Here we have two distinct setups

20 HDDs
Vendor: VendorA
Model: HDD-123-foo
Size: 4TB

12 SSDs
Vendor: VendorB
Model: MC-55-44-ZX
Size: 512GB

2 NVMEs
Vendor: VendorC
Model: NVME-QQQQ-987
Size: 256GB
  • 20 HDDs should share 2 SSDs

  • 10 SSDs should share 2 NVMes

This can be described with two layouts.

service_type: osd
service_id: osd_spec_hdd
placement:
  host_pattern: '*'
data_devices:
  rotational: 0
db_devices:
  model: MC-55-44-XZ
  limit: 2 (db_slots is actually to be favoured here, but it's not implemented yet)
---
service_type: osd
service_id: osd_spec_ssd
placement:
  host_pattern: '*'
data_devices:
  model: MC-55-44-XZ
db_devices:
  vendor: VendorC

This would create the desired layout by using all HDDs as data_devices with two SSD assigned as dedicated db/wal devices. The remaining SSDs(8) will be data_devices that have the ‘VendorC’ NVMEs assigned as dedicated db/wal devices.

The advanced case (with non-uniform nodes)
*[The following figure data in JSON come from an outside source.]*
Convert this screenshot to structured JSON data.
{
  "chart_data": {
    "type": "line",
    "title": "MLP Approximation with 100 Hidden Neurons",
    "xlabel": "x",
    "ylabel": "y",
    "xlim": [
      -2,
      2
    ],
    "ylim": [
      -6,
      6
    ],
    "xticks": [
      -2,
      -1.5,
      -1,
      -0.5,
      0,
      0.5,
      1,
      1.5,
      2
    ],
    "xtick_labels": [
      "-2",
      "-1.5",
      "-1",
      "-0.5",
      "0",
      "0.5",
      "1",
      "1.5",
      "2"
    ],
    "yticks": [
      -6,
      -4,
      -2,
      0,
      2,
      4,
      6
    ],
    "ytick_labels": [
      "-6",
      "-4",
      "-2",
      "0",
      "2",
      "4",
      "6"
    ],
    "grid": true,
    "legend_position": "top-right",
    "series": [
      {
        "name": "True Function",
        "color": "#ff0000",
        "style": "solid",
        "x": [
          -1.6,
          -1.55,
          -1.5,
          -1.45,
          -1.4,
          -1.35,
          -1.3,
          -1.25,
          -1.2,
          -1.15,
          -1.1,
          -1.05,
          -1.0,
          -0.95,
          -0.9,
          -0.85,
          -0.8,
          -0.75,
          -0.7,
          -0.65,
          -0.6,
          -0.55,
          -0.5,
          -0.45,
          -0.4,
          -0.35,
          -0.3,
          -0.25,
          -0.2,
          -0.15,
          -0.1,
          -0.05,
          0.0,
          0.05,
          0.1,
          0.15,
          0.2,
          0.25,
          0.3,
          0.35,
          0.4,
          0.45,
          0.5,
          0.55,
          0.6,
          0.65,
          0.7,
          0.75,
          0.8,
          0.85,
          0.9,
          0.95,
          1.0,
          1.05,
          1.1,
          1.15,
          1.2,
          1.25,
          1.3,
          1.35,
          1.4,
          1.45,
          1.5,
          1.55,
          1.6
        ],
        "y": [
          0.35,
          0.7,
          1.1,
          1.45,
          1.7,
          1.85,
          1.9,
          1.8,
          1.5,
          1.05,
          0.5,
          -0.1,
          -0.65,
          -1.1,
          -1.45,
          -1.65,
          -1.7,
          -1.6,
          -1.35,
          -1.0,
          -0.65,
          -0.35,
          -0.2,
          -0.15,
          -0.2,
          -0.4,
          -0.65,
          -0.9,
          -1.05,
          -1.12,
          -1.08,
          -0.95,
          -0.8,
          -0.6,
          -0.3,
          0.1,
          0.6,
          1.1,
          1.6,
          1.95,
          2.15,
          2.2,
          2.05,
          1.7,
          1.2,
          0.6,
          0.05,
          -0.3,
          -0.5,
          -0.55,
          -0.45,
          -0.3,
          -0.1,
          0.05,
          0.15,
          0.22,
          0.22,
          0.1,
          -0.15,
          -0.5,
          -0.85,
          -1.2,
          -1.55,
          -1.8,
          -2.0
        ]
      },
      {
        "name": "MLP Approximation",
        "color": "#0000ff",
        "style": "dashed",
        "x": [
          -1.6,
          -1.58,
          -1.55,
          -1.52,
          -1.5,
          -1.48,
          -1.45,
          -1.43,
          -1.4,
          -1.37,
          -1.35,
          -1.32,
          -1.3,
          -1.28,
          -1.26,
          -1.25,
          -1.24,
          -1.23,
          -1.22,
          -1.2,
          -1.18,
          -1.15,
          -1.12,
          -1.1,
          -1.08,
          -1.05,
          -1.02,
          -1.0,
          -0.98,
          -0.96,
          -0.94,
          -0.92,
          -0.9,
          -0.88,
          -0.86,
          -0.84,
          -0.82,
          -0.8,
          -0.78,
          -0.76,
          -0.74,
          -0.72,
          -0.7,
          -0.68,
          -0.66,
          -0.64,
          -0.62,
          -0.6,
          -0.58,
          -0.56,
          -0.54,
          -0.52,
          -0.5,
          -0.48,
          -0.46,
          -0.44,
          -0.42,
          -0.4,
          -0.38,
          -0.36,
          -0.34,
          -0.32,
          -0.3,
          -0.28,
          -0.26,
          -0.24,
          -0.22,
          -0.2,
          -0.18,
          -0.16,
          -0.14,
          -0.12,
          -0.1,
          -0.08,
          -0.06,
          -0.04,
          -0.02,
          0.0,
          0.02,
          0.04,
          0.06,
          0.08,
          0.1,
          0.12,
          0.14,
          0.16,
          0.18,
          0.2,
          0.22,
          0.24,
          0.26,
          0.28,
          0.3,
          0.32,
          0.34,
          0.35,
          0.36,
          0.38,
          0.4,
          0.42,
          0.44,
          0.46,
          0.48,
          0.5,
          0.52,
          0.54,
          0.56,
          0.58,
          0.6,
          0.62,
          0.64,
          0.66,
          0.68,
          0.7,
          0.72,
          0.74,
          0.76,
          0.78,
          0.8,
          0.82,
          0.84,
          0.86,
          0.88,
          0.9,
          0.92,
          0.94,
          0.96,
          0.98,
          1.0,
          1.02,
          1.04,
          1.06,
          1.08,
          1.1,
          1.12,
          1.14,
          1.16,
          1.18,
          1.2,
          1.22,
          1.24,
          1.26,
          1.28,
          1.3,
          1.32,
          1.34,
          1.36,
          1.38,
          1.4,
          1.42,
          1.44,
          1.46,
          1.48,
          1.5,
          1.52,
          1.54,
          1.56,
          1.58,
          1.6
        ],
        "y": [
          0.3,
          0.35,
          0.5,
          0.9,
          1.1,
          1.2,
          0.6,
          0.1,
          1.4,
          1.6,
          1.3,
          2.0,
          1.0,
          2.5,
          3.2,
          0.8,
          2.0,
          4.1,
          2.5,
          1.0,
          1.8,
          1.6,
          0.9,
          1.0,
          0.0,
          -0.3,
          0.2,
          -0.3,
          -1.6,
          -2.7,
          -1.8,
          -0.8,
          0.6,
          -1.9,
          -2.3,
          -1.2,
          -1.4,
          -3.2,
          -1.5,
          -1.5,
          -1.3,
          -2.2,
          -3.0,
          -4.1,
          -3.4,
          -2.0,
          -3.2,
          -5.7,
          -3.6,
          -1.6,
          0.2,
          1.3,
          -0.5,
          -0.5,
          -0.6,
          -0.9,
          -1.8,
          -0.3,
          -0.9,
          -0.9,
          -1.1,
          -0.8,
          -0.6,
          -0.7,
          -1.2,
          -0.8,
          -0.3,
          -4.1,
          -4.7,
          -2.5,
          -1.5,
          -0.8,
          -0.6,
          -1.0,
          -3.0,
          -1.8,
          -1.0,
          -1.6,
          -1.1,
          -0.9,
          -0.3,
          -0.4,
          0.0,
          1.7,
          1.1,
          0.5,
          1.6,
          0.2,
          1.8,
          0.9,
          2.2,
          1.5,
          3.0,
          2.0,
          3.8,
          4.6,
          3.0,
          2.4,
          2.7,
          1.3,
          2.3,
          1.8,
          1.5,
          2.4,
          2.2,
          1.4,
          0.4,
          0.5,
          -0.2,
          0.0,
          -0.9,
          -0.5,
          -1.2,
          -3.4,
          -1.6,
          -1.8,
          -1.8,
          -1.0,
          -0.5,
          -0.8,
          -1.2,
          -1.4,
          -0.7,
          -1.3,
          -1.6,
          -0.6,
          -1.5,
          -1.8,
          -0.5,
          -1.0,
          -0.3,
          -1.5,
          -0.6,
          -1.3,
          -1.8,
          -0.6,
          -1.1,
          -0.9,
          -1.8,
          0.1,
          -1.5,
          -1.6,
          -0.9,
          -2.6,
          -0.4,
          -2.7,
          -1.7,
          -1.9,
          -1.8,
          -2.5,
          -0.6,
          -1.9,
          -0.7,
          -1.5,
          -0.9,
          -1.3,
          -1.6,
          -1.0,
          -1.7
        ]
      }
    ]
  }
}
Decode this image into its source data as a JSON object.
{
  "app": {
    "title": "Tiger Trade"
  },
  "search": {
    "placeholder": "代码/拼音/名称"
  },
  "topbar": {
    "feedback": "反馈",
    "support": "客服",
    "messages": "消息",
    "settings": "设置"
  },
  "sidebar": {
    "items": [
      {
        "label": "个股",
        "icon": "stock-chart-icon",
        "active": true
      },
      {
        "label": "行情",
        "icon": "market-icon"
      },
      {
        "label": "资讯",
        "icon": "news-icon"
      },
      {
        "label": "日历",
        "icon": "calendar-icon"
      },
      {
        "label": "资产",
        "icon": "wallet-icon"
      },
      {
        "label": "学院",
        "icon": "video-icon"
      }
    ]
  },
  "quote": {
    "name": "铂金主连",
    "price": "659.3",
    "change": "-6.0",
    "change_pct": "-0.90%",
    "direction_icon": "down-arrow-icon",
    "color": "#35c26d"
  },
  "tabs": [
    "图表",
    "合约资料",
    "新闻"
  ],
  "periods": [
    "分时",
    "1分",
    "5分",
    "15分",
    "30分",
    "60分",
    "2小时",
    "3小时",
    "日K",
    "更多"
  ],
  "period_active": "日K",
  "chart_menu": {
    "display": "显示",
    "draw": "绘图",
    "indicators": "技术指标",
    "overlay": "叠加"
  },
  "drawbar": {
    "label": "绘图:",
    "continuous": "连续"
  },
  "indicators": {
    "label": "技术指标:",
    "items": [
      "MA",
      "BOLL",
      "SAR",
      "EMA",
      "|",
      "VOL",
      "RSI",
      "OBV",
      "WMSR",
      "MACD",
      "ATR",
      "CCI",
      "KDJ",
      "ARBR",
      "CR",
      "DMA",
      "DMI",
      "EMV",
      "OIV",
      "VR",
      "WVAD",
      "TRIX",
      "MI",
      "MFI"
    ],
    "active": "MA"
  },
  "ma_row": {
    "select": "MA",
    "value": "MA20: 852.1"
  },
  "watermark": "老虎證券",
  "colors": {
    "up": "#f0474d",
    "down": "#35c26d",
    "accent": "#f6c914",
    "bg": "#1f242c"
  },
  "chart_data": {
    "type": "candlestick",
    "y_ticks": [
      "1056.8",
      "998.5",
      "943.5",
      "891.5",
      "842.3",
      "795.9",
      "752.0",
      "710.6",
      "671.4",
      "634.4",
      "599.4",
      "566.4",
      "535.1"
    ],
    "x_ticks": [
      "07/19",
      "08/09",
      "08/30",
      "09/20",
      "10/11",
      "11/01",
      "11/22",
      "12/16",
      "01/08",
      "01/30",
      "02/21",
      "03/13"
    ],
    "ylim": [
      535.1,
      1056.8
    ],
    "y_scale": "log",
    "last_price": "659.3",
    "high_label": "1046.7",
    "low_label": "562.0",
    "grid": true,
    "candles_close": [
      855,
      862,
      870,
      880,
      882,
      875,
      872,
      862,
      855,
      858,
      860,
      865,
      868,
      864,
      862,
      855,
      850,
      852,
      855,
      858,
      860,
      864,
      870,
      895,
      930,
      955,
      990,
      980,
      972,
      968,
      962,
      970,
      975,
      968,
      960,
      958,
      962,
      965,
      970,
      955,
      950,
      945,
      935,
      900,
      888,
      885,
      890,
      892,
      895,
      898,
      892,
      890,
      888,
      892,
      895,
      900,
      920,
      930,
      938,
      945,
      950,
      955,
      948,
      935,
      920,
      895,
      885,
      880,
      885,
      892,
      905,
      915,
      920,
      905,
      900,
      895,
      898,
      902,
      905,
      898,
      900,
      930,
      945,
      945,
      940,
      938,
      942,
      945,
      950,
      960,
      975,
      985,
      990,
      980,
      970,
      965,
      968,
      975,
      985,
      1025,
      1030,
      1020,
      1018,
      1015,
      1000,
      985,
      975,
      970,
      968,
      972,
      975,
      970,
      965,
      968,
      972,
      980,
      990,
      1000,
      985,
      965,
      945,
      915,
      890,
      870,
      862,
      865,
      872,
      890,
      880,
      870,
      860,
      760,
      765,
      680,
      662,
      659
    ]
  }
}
The examples above assumed that all nodes have the same drives. That’s however not always the case.

Node1-5

20 HDDs
Vendor: Intel
Model: SSD-123-foo
Size: 4TB
2 SSDs
Vendor: VendorA
Model: MC-55-44-ZX
Size: 512GB

Node6-10

5 NVMEs
Vendor: Intel
Model: SSD-123-foo
Size: 4TB
20 SSDs
Vendor: VendorA
Model: MC-55-44-ZX
Size: 512GB

You can use the ‘host_pattern’ key in the layout to target certain nodes. Salt target notation helps to keep things easy.

service_type: osd
service_id: osd_spec_node_one_to_five
placement:
  host_pattern: 'node[1-5]'
data_devices:
  rotational: 1
db_devices:
  rotational: 0
---
service_type: osd
service_id: osd_spec_six_to_ten
placement:
  host_pattern: 'node[6-10]'
data_devices:
  model: MC-55-44-XZ
db_devices:
  model: SSD-123-foo

This applies different OSD specs to different hosts depending on the host_pattern key.

Dedicated wal + db

All previous cases co-located the WALs with the DBs. It’s however possible to deploy the WAL on a dedicated device as well, if it makes sense.

20 HDDs
Vendor: VendorA
Model: SSD-123-foo
Size: 4TB

2 SSDs
Vendor: VendorB
Model: MC-55-44-ZX
Size: 512GB

2 NVMEs
Vendor: VendorC
Model: NVME-QQQQ-987
Size: 256GB

The OSD spec for this case would look like the following (using the model filter):

service_type: osd
service_id: osd_spec_default
placement:
  host_pattern: '*'
data_devices:
  model: MC-55-44-XZ
db_devices:
  model: SSD-123-foo
wal_devices:
  model: NVME-QQQQ-987

It is also possible to specify directly device paths in specific hosts like the following:

service_type: osd
service_id: osd_using_paths
placement:
  hosts:
    - Node01
    - Node02
data_devices:
  paths:
    - /dev/sdb
db_devices:
  paths:
    - /dev/sdc
wal_devices:
  paths:
    - /dev/sdd

This can easily be done with other filters, like size or vendor as well.

Activate existing OSDs

In case the OS of a host was reinstalled, existing OSDs need to be activated again. For this use case, cephadm provides a wrapper for activate that activates all existing OSDs on a host.

ceph cephadm osd activate <host>...

This will scan all existing disks for OSDs and deploy corresponding daemons.